" Dantès"(Boisserie/Guillaume/Juszezak) est une série de BD qui s'inspire très directement du "comte de Monte Cristo" pour nous plonger au plus profond dans les marais putrides où s'accouplent la Finance et la politique.
Là où "Monte Cristo" éreintait la bourgeoisie et la bureaucratie de la Restauration, leur avidité et leur corruption fondamentales, la BD pratique de même avec la classe dominante de notre temps : les élites financières et leurs affidés dans l'arène politique.
Le conte de Monte Cristo s'inspirait de faits réels. Et la BD "Dantès" ne peut que rappeler l'affaire Kerviel à notre pensée.
Monte Cristo avait pour objet d'offir au lecteur un défouloir contre cette société où la bourgeoisie s'affirmait comme une force conservatrice. La BD nous en permet
de même à l'égard de ces banquiers qui nous dirigent et auxquels les gouvernements déroulent (presque) tous le tapis rouge.
Un jeune Trader, inexpérimenté mais sûr de lui, prêt à beaucoup pour réussir, est manipulé par une escouade de voyous en col blanc. A son insu, il va aider à couler une banque, cette faillite servant d'écran d'une opération de prédation alliant une fraction de la droite politique et certaines forces économiques transnationales. Le jeune Trader va payer le prix très fort. Et à l'instar de son ancêtre symbolique Edmond Dantès, il va pouvoir préparer sa vengeance grâce à une rencontre en prison et à un concours de circonstance miraculeux.
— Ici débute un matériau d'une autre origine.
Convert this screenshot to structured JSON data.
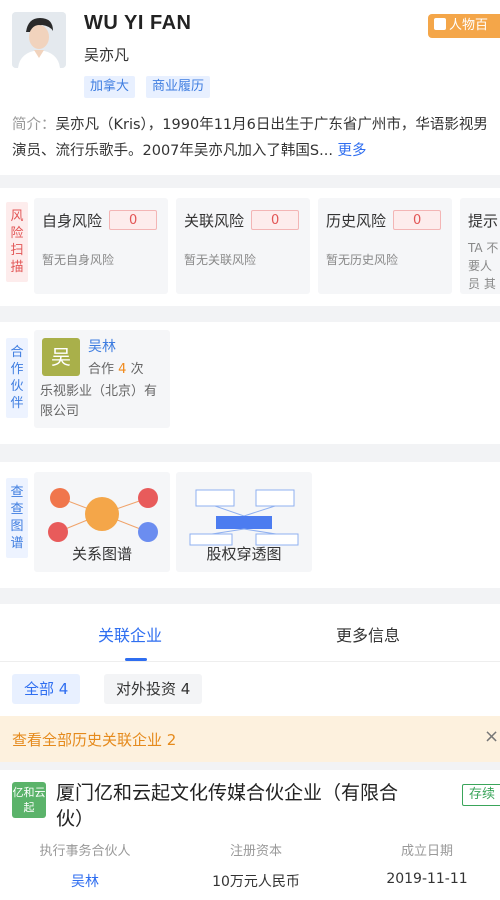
{
  "profile": {
    "name_en": "WU YI FAN",
    "name_cn": "吴亦凡",
    "tags": [
      "加拿大",
      "商业履历"
    ],
    "baike": "人物百",
    "intro_label": "简介：",
    "intro_text": "吴亦凡（Kris），1990年11月6日出生于广东省广州市，华语影视男演员、流行乐歌手。2007年吴亦凡加入了韩国S...",
    "intro_more": "更多"
  },
  "risk": {
    "label": "风险扫描",
    "cards": [
      {
        "title": "自身风险",
        "count": "0",
        "desc": "暂无自身风险"
      },
      {
        "title": "关联风险",
        "count": "0",
        "desc": "暂无关联风险"
      },
      {
        "title": "历史风险",
        "count": "0",
        "desc": "暂无历史风险"
      },
      {
        "title": "提示",
        "desc": "TA 不 要人员 其他"
      }
    ]
  },
  "partners": {
    "label": "合作伙伴",
    "items": [
      {
        "avatar_char": "吴",
        "name": "吴林",
        "count_prefix": "合作",
        "count": "4",
        "count_suffix": "次",
        "company": "乐视影业（北京）有限公司"
      }
    ]
  },
  "tools": {
    "label": "查查图谱",
    "items": [
      {
        "label": "关系图谱",
        "icon": "relation-graph-icon"
      },
      {
        "label": "股权穿透图",
        "icon": "equity-chart-icon"
      }
    ]
  },
  "tabs": [
    "关联企业",
    "更多信息"
  ],
  "filters": [
    {
      "label": "全部",
      "count": "4"
    },
    {
      "label": "对外投资",
      "count": "4"
    }
  ],
  "history": {
    "text": "查看全部历史关联企业 2",
    "close": "×"
  },
  "company": {
    "logo": "亿和云起",
    "name": "厦门亿和云起文化传媒合伙企业（有限合伙）",
    "status": "存续",
    "fields": [
      {
        "key": "执行事务合伙人",
        "value": "吴林"
      },
      {
        "key": "注册资本",
        "value": "10万元人民币"
      },
      {
        "key": "成立日期",
        "value": "2019-11-11"
      }
    ]
  },
  "colors": {
    "brand_blue": "#2f6ef0",
    "risk_red": "#e25555",
    "orange": "#f4a649",
    "status_green": "#3aa55a"
  }
}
Si la base de l'intrigue, qui commence à la fin des années "fric" (89) pour s'achever dans les années 2000, est référencée à Monte Cristo, la BD ne se
contente pas de transposer le roman en remplaçant les personnages de Dumas par des banquiers. Elle utilise efficacement les subtilités perverses de l'économie financière, sans dérouter le
non spécialiste. Au contraire, j'ai pu réviser tout en me distrayant mes vieilles fiches d'étudiant sur la grande libéralisation financière des années 80. Cette
contre-révolution, qui au contraire de la Restauration dépeinte par Dumas, n'a pas vraiment dit son nom, sauf à travers les bouches, du moins franches, de Reagan et de Thatcher. Le
complot n'en est que plus complexe et plaisant à suivre dans ses méandres.
Le dessin est sobre et efficace. Il souligne la psychologie des personnages sans outrance ni caricature.
Quant aux misanthropes, qui se voient confortés par "Monte Cristo", confirmant que l'on n'est trahi que par ses proches, ils ne seront pas déçus par la
BD.
Je n'ai lu que les deux premiers tomes, mais je vais vite me procurer les deux suivants parus. Sachant que la vengeance prendra sept tomes à s'exercer. C'est
décidément un plat savoureux qui se mange froid.